Kun je ze maken op basis van 1 luchtfoto?
Kun je ze ook met satellieten maken?
Wat gebruikt Google Earth?
4. Oefening:
Kringwaterpassing: Metingen gegeven, hoogtes van elk punt berekenen, sluitfout berekenen, maximaal toelaatbare fout berekenen, fout vereffenen en definitieve peilen geven.
Cartografie
1. Kaartje met hoogtepunten gegeven, Delauney uitvoeren en schat de grijswaarde van de driehoeken (0-100%)
2. JUIST/FOUT en waarom?
GPS levert een positieve invloed op maken van mentale kaarten
Je kunt enkel met formale concept analyse de equivalentie tussen kaartobjecten bepalen
iets met een verband over optimale hoogtelijneninterval en planimetrische buffers
Ferrariskaarten zijn nauwkeuriger in Vlaanderen dan in Wallonië
EXAMENVRAGEN 2013-2014
24 januari 2014
Topografie
Mondeling met schriftelijke voorbereiding
Equidistante en equivalente cilinderprojectie.

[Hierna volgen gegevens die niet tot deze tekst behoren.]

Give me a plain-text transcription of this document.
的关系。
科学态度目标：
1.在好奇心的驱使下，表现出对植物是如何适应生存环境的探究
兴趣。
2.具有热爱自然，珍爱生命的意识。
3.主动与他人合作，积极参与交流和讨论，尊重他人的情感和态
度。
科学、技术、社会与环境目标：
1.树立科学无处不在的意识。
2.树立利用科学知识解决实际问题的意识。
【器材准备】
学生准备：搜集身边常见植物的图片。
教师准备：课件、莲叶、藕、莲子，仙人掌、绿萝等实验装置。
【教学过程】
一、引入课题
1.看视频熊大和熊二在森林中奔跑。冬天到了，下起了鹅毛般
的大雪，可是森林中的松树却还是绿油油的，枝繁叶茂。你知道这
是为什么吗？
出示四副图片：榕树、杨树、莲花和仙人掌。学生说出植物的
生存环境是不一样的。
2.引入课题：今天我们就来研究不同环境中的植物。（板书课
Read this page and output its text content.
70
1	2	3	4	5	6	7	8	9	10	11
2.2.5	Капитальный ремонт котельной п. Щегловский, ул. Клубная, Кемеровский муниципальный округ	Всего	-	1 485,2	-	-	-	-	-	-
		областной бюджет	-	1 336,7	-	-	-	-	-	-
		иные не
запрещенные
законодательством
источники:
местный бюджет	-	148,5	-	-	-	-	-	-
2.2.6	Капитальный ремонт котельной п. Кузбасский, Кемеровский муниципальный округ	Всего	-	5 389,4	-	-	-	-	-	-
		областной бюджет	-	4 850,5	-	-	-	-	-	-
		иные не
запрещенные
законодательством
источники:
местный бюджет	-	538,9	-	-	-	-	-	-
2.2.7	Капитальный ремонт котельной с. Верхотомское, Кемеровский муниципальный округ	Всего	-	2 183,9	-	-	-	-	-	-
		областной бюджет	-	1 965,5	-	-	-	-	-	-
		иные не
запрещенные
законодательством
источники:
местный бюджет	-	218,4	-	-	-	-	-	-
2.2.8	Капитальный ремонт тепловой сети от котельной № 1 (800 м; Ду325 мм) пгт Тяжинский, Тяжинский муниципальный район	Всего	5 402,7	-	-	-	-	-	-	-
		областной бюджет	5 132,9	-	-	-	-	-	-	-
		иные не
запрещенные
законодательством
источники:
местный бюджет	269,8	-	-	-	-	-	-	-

Vergelijk aan de hand van illustraties hoe de parallellen worden weergegeven op de projectie.
Leid de schaalfactoren kP en kM voor beide projecties af.
Bereken de werkelijke afstand van twee havens, met 12° ertussen, die zich bevinden op 30°N.
Bereken de vervorming van de werkelijke afstand tussen de twee havens voor beide projecties.
Men wil in een Leuvens gebied bestuderen hoe een rivier zorgt voor erosie in de bodem. Men bestudeert het gebied op 50 m links en rechts van de rivier, en het gebied is 2 km lang.
Welke methodes en instrumenten zou je gebruiken om de elke maand de veranderingen te kunnen zien? Leg de methodes uit alsof je ze morgen zou uitvoeren. Welke methode is je voorkeur?
Stel men wil de veranderingen ook na 10, 20 en 30 jaar kunnen zien en vergelijken. Wat impliceert dit voor je gekozen methode?
Gegeven: 1 hoogtelijnenkaart van een heuveltop met een rechte weg en 4 beelden van de heuveltop en de weg.
Welke van de figuren zou een luchtfoto kunnen zijn? Welke figuren kunnen radarbeelden zijn? Illustreer aan de hand van tekeningen.
Gegeven: twee gekende punten A (z onbekend) en B, horizontale hoek van A naar B, verticale hoek tussen A en B, toestelhoogte en spiegelhoogte.
Maak verzorgde schetsen van de situatie in boven- en zijaanzicht en bereken z van A.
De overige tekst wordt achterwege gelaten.